The U.S. Postal Service, which ranks 109th on this year's FORTUNE Global 500 list (just behind China Construction Bank), with 2010 revenues of US$67 billion, is in the midst of a wrenching, challenging reorganization. They face continuing year-on-year sharp declines in revenues because people and organizations are increasingly communicating online, and they don't send many first class mail items nowadays. USPS has experienced huge staff cuts and is facing the possibility of deeper ones to come. Painful stuff.

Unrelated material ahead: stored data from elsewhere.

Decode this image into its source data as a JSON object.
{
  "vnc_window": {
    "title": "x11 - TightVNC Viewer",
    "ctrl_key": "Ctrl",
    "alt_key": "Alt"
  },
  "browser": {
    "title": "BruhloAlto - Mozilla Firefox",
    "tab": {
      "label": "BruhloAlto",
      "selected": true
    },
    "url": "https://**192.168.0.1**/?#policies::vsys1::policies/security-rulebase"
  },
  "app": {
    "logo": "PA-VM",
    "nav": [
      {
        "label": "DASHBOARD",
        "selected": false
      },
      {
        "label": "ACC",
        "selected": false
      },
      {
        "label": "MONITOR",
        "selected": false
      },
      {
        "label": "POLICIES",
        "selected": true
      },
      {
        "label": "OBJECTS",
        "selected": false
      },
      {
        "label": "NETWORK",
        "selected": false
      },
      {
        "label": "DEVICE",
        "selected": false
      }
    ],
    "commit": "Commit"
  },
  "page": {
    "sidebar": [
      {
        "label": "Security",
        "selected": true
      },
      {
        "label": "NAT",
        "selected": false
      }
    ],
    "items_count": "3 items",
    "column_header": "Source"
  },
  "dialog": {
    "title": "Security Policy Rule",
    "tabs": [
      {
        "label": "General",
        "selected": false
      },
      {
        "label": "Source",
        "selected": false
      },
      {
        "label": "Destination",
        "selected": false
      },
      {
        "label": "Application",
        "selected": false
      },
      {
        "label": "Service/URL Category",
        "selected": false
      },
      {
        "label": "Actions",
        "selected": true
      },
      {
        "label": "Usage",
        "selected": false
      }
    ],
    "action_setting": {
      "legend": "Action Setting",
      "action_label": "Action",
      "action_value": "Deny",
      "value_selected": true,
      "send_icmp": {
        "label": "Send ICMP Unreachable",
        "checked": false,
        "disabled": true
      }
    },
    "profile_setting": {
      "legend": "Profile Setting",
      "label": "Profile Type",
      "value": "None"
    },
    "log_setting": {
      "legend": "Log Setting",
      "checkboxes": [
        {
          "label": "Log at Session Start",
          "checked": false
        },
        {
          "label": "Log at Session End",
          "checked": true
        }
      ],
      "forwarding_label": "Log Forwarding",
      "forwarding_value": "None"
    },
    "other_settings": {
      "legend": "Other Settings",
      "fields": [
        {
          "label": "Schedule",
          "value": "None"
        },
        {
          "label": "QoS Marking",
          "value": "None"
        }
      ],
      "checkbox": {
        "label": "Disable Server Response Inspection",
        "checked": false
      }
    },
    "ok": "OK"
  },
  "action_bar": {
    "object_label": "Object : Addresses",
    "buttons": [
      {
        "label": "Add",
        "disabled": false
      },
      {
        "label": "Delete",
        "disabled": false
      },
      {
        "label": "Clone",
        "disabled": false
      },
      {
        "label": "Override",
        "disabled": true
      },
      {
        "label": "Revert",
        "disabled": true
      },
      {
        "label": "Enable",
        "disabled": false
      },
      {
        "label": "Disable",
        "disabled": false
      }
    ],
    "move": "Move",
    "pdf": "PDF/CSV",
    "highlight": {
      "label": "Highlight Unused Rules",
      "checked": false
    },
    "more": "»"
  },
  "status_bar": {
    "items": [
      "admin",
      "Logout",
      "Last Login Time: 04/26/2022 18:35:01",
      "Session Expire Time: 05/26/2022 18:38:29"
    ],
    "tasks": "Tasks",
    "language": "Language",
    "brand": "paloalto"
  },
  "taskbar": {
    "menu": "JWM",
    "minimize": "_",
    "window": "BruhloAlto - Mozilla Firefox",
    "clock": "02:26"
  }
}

So, it comes as no surprise that with reorganization and massive staff cuts, service often slips. I get that. But still, why Bermuda? Perhaps just a coincidence.

The point remains that Hong Kong would be well-advised to avoid complacency in assuming that most people overseas know where it is, at least until they get here, let alone understand what it's all about.

Maybe we should match Bermuda's effort and prepare a stamp which says "MISSENT TO HONG KONG."